Gratitude, not grief; was the overwhelming emotion I felt then, and it has only grown since then. To want more would have been to be ungrateful, grasping, selfish even. How could we not be grateful for all that we had received? How could we not be grateful for the gentleness of her passing?
I feel her presence often. Not in a weird way, I hasten to say; but it would be rare, when I am singing with the worship team at church, for me not to look at the pew from which she would watch us practice; and not think of her. I see her glowing face, beaming with love and pride; knowing that she was enjoying the moment intensely--and she is there.
I called Rob this morning. "I was up there this morning Belinda," he said; and I didn't have to ask where.
"I put a nice bunch of orange roses, (for the Dutch House of Orange) and there were some other nice orange and yellow flowers to go with them, on her grave from both of us," he said.
Then he said, "Where I parked my car, I looked across at our old house--there aren't any leaves on the trees, so you can see it clearly--and I imagined her calling, 'Belinda and Robert.' She probably did that a few hundred times."
He apologized for his voice choking up.
Last May, a couple of months after her death, Rob's elder son, who was there with his younger brother and Rob when she died, shared an experience he hadn't spoken of earlier.
They had all been holding her, telling her they loved her as she left. When she was gone, Rob and his younger son went with the nurse who was going to help them with the arrangements and paperwork and his eldest son stayed on his own for a few last goodbyes.
He had always had an exceptionally close relationship with her.
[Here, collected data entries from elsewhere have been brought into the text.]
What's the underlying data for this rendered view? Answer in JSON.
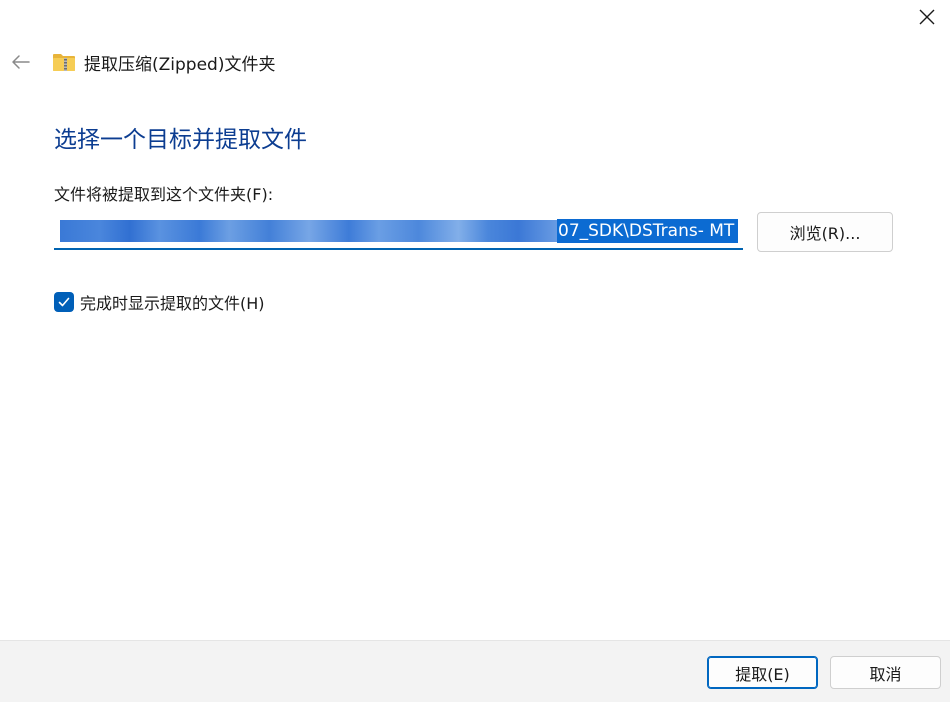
{
  "window": {
    "title": "提取压缩(Zipped)文件夹",
    "close_icon": "close-icon",
    "back_icon": "back-arrow-icon",
    "folder_icon": "zipped-folder-icon"
  },
  "main": {
    "heading": "选择一个目标并提取文件",
    "destination_label": "文件将被提取到这个文件夹(F):",
    "destination_value_visible": "07_SDK\\DSTrans- MT",
    "browse_label": "浏览(R)...",
    "show_files_label": "完成时显示提取的文件(H)",
    "show_files_checked": true
  },
  "footer": {
    "extract_label": "提取(E)",
    "cancel_label": "取消"
  },
  "colors": {
    "heading": "#0c3d91",
    "accent": "#005fb8",
    "selection": "#0c6bd2",
    "footer_bg": "#f3f3f3"
  }
}
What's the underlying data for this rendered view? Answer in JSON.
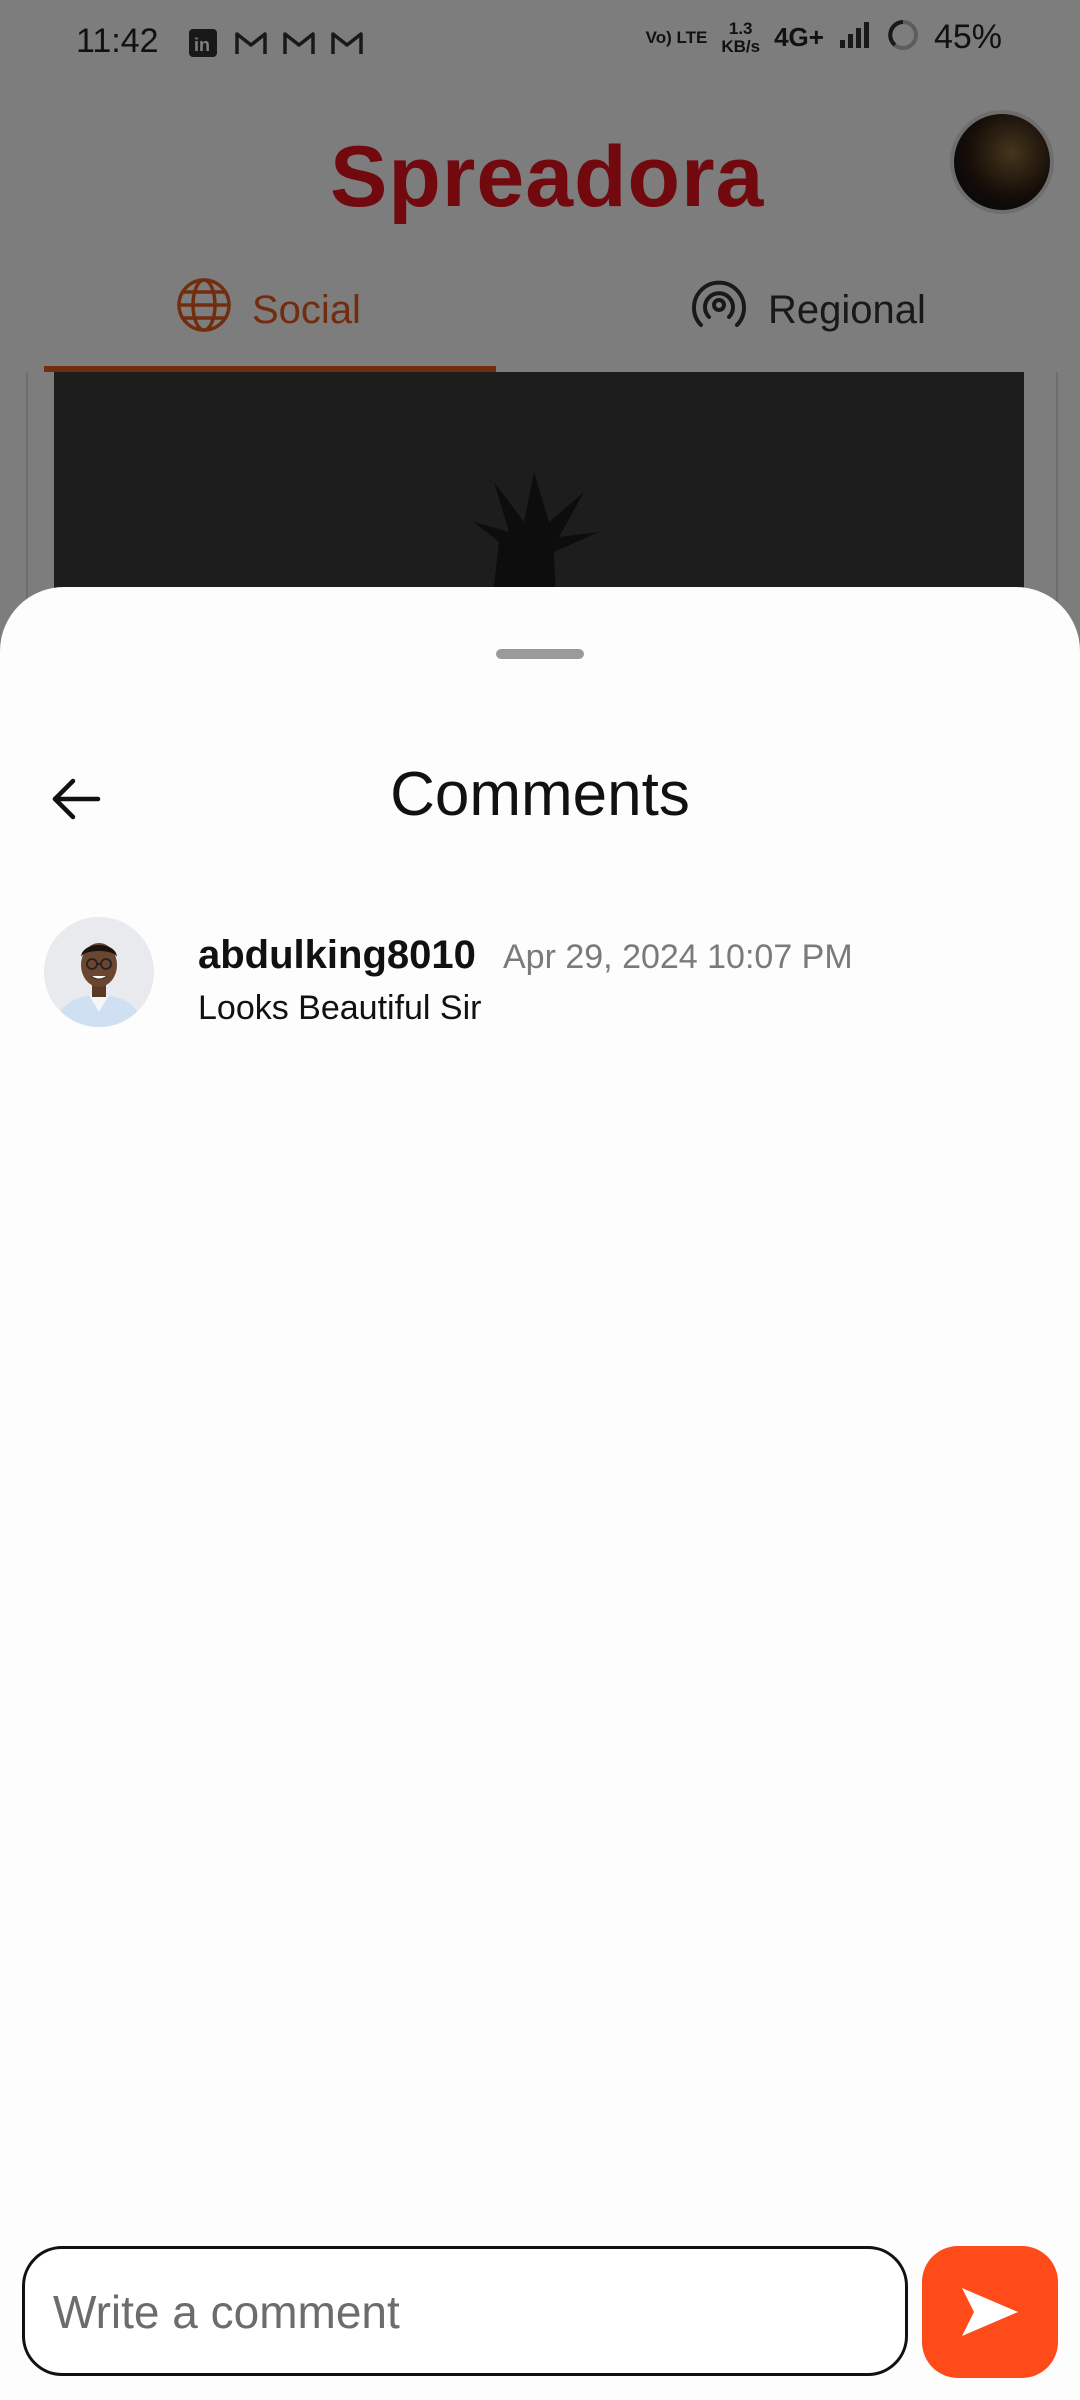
{
  "status_bar": {
    "time": "11:42",
    "app_icons": [
      "linkedin-icon",
      "gmail-icon",
      "gmail-icon",
      "gmail-icon"
    ],
    "volte": "Vo) LTE",
    "speed_value": "1.3",
    "speed_unit": "KB/s",
    "network": "4G+",
    "battery": "45%"
  },
  "header": {
    "logo_text": "Spreadora",
    "brand_color": "#e3121f"
  },
  "tabs": [
    {
      "label": "Social",
      "icon": "globe-icon",
      "active": true
    },
    {
      "label": "Regional",
      "icon": "broadcast-icon",
      "active": false
    }
  ],
  "accent_color": "#e55a1f",
  "sheet": {
    "title": "Comments",
    "comments": [
      {
        "username": "abdulking8010",
        "timestamp": "Apr 29, 2024 10:07 PM",
        "text": "Looks Beautiful Sir"
      }
    ]
  },
  "composer": {
    "placeholder": "Write a comment",
    "value": "",
    "send_color": "#ff4a1a"
  }
}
She was his childhood playmate who would tie her apron around his waist and let him stand at her sink and help with all sorts of grown up jobs, and always have time to play.
The curtains were closed around her bed, and he kissed her soft cheek one last time and then just stood for a few moments, quietly, beside her bed.
Then on his shoulders he felt a weight, as though someone had placed a blanket over them. He felt it fall down around his arms.
Whatever that was, or meant, it was a gift, just for him. A gift that said that there is more than we can see. More than just this life.
We have more than gratitude; we have overwhelming expectation and hope.